(this transcript has been lightly edited for readability)
Well, the Proverbs not only teaches us that we live in a moral world, but we live in a world under rule. Now, this theme is different than the themes we've looked at so far because it's not taught in a few passages or a particular chapter in Proverbs. Rather, this is the overarching context of this book of Scripture that God looms large in His world. There is a God who rules this world.
The Proverbs would remind us that maybe the most important words in all of Scripture are the first four in Genesis 1, “In the beginning, God.” If there is a God who is the creator and controller of this world in which we live, then everything is about Him. Romans 11:36 says, “For from him and through him and to him are all things. To him be (the) glory.” That's the view of Proverbs.
On the stage of our lives, He is the central character, He is the controlling actor. The Proverbs are deeply humbling because life is not all about me, it's not all about what I want, when I want it, where I want it, how I want it. It's not about me setting my own rules for my life. It's not about me doing whatever I want to make me happy. There's a God that looms large.
He sets the laws by which we live. He created and controls the natural world in which we live. He alone has the power to provide what we need physically, emotionally, spiritually. Yes, He rewards, and He punishes. He alone is the source of the grace that we so desperately need. He generously dispenses the wisdom that is so necessary and provides the only way of living the way we were created to live. He is worthy of our trust. Everything else in life will fail us. There’s no indication that God is anything but absolutely trustworthy in the Proverbs.
He has the power to rescue fools; that's all of us. Sin reduces all of us to fools. As I’ve said before, in Proverbs, God looms large; you cannot escape His presence, you cannot escape His power, you cannot escape His law, you cannot escape the need for Him. There's no room in the Proverbs for agnosticism, that view that there may be a God out there somewhere, but He’s not in contact with His world and you can't really know Him. This God is knowable; this God in Proverbs reveals who He is. He reveals what He does.

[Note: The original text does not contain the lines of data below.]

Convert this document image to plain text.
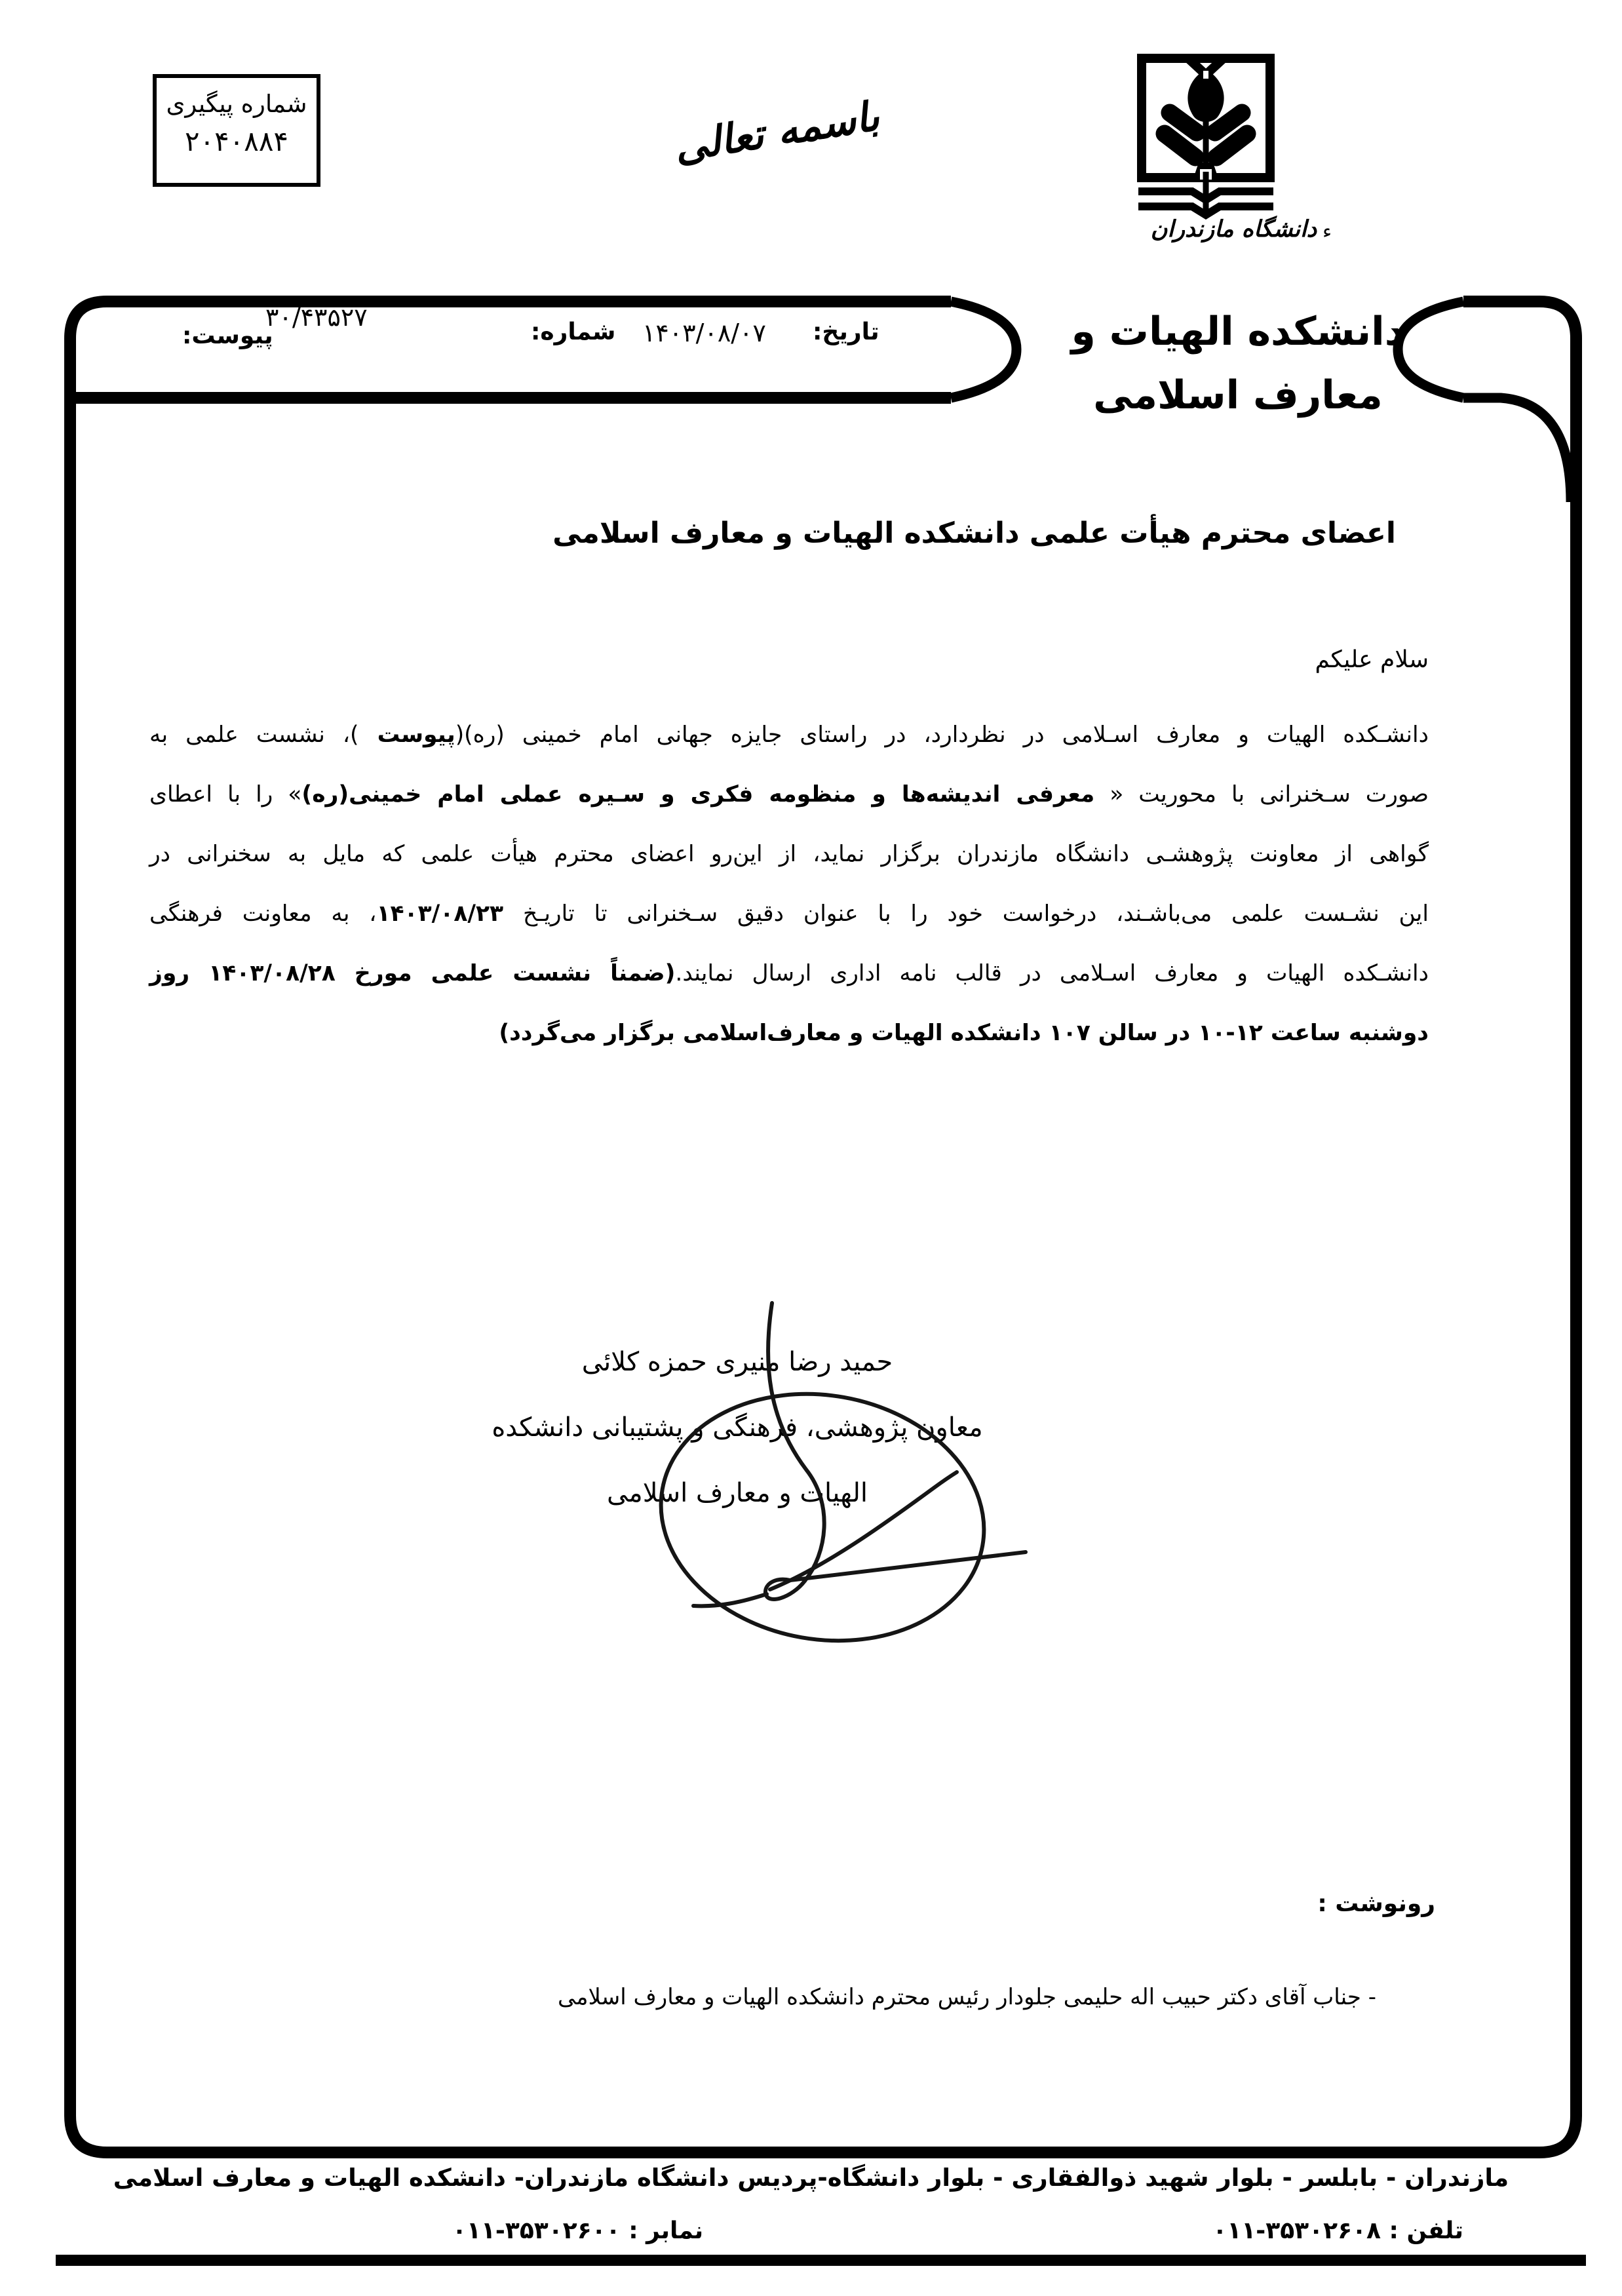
شماره پیگیری
۲۰۴۰۸۸۴	باسمه تعالی
دانشگاه مازندران ء
دانشکده الهیات و
معارف اسلامی
تاریخ:
۱۴۰۳/۰۸/۰۷
شماره:
۳۰/۴۳۵۲۷
پیوست:
اعضای محترم هیأت علمی دانشکده الهیات و معارف اسلامی
سلام علیکم
دانشـکده الهیات و معارف اسـلامی در نظردارد، در راستای جایزه جهانی امام خمینی (ره)(پیوست )، نشست علمی به
صورت سـخنرانی با محوریت « معرفی اندیشه‌ها و منظومه فکری و سـیره عملی امام خمینی(ره)» را با اعطای
گواهی از معاونت پژوهشـی دانشگاه مازندران برگزار نماید، از این‌رو اعضای محترم هیأت علمی که مایل به سخنرانی در
این نشـست علمی می‌باشـند، درخواست خود را با عنوان دقیق سـخنرانی تا تاریـخ ۱۴۰۳/۰۸/۲۳، به معاونت فرهنگی
دانشـکده الهیات و معارف اسـلامی در قالب نامه اداری ارسال نمایند.(ضمناً نشست علمی مورخ ۱۴۰۳/۰۸/۲۸ روز
دوشنبه ساعت ۱۲-۱۰ در سالن ۱۰۷ دانشکده الهیات و معارف‌اسلامی برگزار می‌گردد)
حمید رضا منیری حمزه کلائی
معاون پژوهشی، فرهنگی و پشتیبانی دانشکده
الهیات و معارف اسلامی
رونوشت :
- جناب آقای دکتر حبیب اله حلیمی جلودار رئیس محترم دانشکده الهیات و معارف اسلامی
مازندران - بابلسر - بلوار شهید ذوالفقاری - بلوار دانشگاه-پردیس دانشگاه مازندران- دانشکده الهیات و معارف اسلامی
تلفن : ۰۱۱-۳۵۳۰۲۶۰۸
نمابر : ۰۱۱-۳۵۳۰۲۶۰۰
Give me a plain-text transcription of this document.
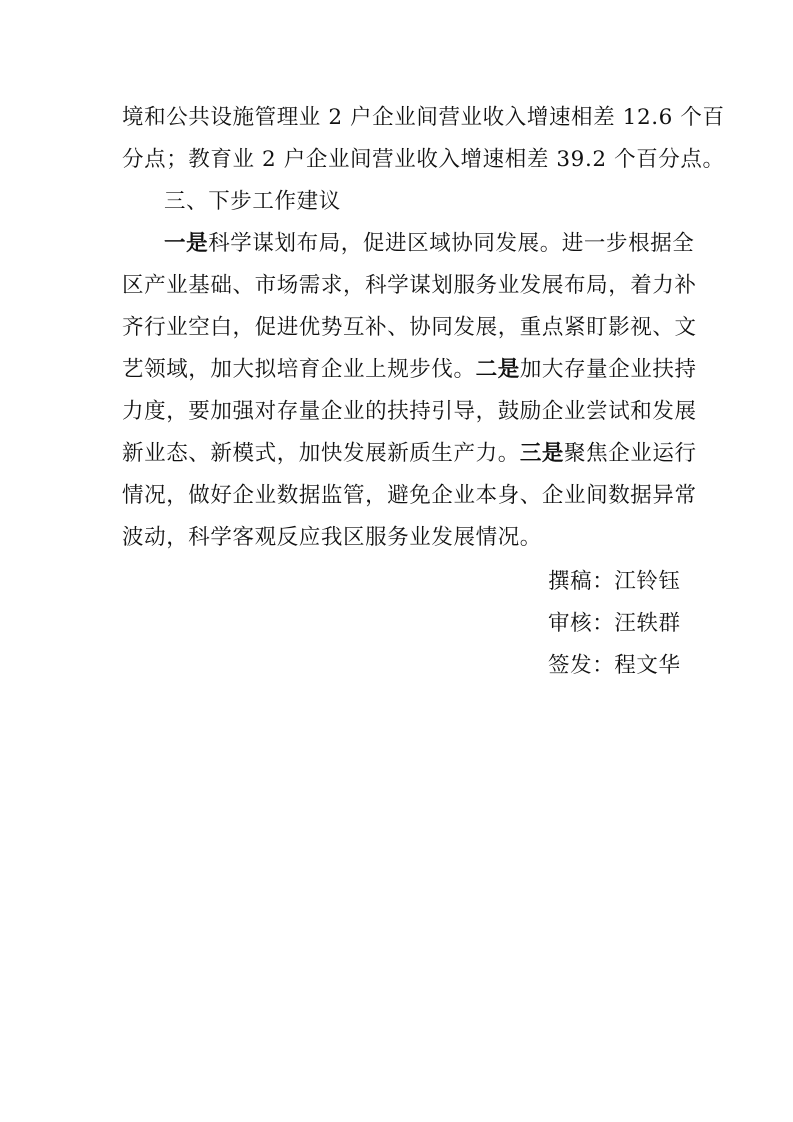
境和公共设施管理业 2 户企业间营业收入增速相差 12.6 个百
分点；教育业 2 户企业间营业收入增速相差 39.2 个百分点。
三、下步工作建议
一是科学谋划布局，促进区域协同发展。进一步根据全
区产业基础、市场需求，科学谋划服务业发展布局，着力补
齐行业空白，促进优势互补、协同发展，重点紧盯影视、文
艺领域，加大拟培育企业上规步伐。二是加大存量企业扶持
力度，要加强对存量企业的扶持引导，鼓励企业尝试和发展
新业态、新模式，加快发展新质生产力。三是聚焦企业运行
情况，做好企业数据监管，避免企业本身、企业间数据异常
波动，科学客观反应我区服务业发展情况。
撰稿：江铃钰
审核：汪轶群
签发：程文华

There's obviously no room for atheism. You can't read the Proverbs without crashing into the presence and power and authority and wisdom and grace of God again and again. In fact, the Proverbs actually forces us to understand that God is the environment in which we live. You can’t get up in the morning without bumping into God.
One of the saddest moments of the irrationality of sin in all of Scripture is when the prophet Jonah doesn't want to do what God is asking him to do, and he says that he's going to run from God's presence. If you think you can successfully escape the presence of God, you have gone spiritually insane.
Well, there's none of that insanity in Proverbs. If life is about knowing and serving God, then we need a portion of Scripture where God looms large, where He is inescapable and glorious and present and active. This God is real, and this God is knowable. This God reveals Himself. This God never slumbers or sleeps; He is constantly active doing what He's promised to do. This God is our hope!